Preparation of human UCMSCs (hUCMSCs)

Fresh umbilical cords were from the mothers who just gave birth, and informed consent was obtained from hospitalized mothers at General Hospital of Ningxia Medical University, and rapidly processed. The Ethics Committee of General Hospital of Ningxia Medical University approved this study (Ethical code: 2020-125). All experiments were performed in accordance with relevant guidelines and regulations. Repeatedly rinsed the cord several times with PBS and removed the blood vessels and the outer membrane of the umbilical cord. Then, the cords were cut into small pieces and were cultured in Nuwacell ncMission hMSC Medium (Nuwacell, China) supplemented with 1 × GlutaMAX™ and 50 μg/ml gentamycin (Thermofisher scientific, Carlsbad, CA, USA). All cultures were maintained at 37 °C in a humidified incubator with 5% CO2. The medium was changed every 3 days and the cells were passaged after detachment with Recombinant Trypsin EDTA Solution (Biological Industries, Israel). All experiments used the less than 5th passages hUCMSCs.

Flow cytometry analysis

Surface phenotype analysis of hUCMSCs was evaluated by flow cytometry. Briefly, hUCMSCs were detached and incubated with fluorescein-labeled antibodies for 30 min at 4 ℃. The tested antibodies included CD73, CD90, CD105, CD14, CD34, CD45, and HLA-DR (BD Biosciences, USA). Following extensive washing, the cells of each group were resuspended in 400 μL of PBS and detected by flow cytometry (BD Biosciences).
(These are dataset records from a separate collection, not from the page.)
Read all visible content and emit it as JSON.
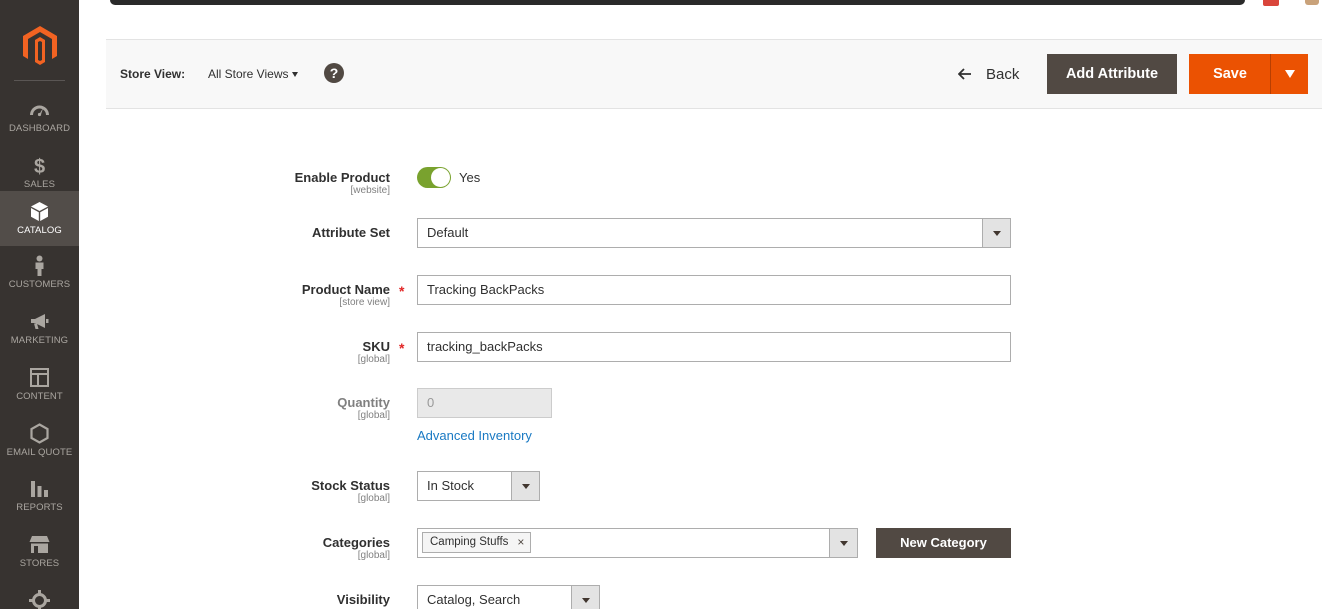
{
  "sidebar": {
    "items": [
      {
        "label": "DASHBOARD",
        "icon": "dashboard-icon"
      },
      {
        "label": "SALES",
        "icon": "dollar-icon"
      },
      {
        "label": "CATALOG",
        "icon": "cube-icon",
        "active": true
      },
      {
        "label": "CUSTOMERS",
        "icon": "person-icon"
      },
      {
        "label": "MARKETING",
        "icon": "megaphone-icon"
      },
      {
        "label": "CONTENT",
        "icon": "layout-icon"
      },
      {
        "label": "EMAIL QUOTE",
        "icon": "hexagon-icon"
      },
      {
        "label": "REPORTS",
        "icon": "bar-chart-icon"
      },
      {
        "label": "STORES",
        "icon": "store-icon"
      },
      {
        "label": "",
        "icon": "gear-icon"
      }
    ]
  },
  "toolbar": {
    "store_view_label": "Store View:",
    "store_view_value": "All Store Views",
    "help": "?",
    "back_label": "Back",
    "add_attribute_label": "Add Attribute",
    "save_label": "Save"
  },
  "form": {
    "enable_product": {
      "label": "Enable Product",
      "scope": "[website]",
      "value": "Yes"
    },
    "attribute_set": {
      "label": "Attribute Set",
      "value": "Default"
    },
    "product_name": {
      "label": "Product Name",
      "scope": "[store view]",
      "value": "Tracking BackPacks",
      "required": "*"
    },
    "sku": {
      "label": "SKU",
      "scope": "[global]",
      "value": "tracking_backPacks",
      "required": "*"
    },
    "quantity": {
      "label": "Quantity",
      "scope": "[global]",
      "value": "0",
      "link": "Advanced Inventory"
    },
    "stock_status": {
      "label": "Stock Status",
      "scope": "[global]",
      "value": "In Stock"
    },
    "categories": {
      "label": "Categories",
      "scope": "[global]",
      "chip": "Camping Stuffs",
      "chip_remove": "×",
      "new_button": "New Category"
    },
    "visibility": {
      "label": "Visibility",
      "value": "Catalog, Search"
    }
  },
  "colors": {
    "sidebar_bg": "#373330",
    "accent_orange": "#eb5202",
    "dark_button": "#514943",
    "toggle_on": "#79a22e",
    "link": "#1979c3"
  }
}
Multilineage differentiation assay in vitro

To evaluate adipogenic and osteogenic differentiation potential, hUCMSCs were incubated with adipogenic and osteogenic differentiation medium (BI Biological Industries, Israel) for 21 days and the medium was changed every 3 days. Adipogenic and osteogenesis were identified by adipogenic and osteogenic staining kit (BI Biological Industries, Israel) respectively. To assess cartilage differentiation potential, a cell solution of 1.6 × 107 hUCMSCs /mL to form a pellet by gravity. The pellet cells were cultured with cartilage differentiation medium (BI Biological Industries, Israel) for 21 days and the medium was changed twice a week. Chondrocytes were detected by a cartilage staining kit (BI Biological Industries, Israel). All the measurements were tested three times. All images were viewed under a bright field of view using an inverted phase contrast microscope (Olympus, Japan).

Cell culture

Human endometrial stromal cell (HESC) line was purchased from the American Type Culture Collection (ATCC CRL-4003) and was cultured in DMEM/F12 medium supplemented with 10% charcoal-stripped fetal calf serum and antibiotics (BI Biological Industries, Israel). All cells were cultured at 37 °C in a 5% CO2 humidified incubator. At about 80% confluence, the cells were passaged after detachment with Recombinant Trypsin EDTA Solution.

Isolation and identification of UCMSC-exo

Exosomes were extracted from the cell culture medium of UCMSCs using a VEX exosome isolation reagent (Vazyme, Nanjing, China) as previously described24. Briefly, the culture supernatant was centrifuged at 4 °C 3000g for 30 min to remove cells and passed through a 0.22 μm filter (Millipore, USA) to eliminate cell debris and dead cells. Subsequently, the VEX Exosome Isolation Reagent was added into the supernatant and the mixture was vortexed and incubated at 4 °C for up to 16 h. Then, the mixture was centrifuged at 10,000g 4 °C for 30 min to precipitate exosome pellets. Finally, the pelleted exosomes were resuspended in PBS and stored at − 80 °C.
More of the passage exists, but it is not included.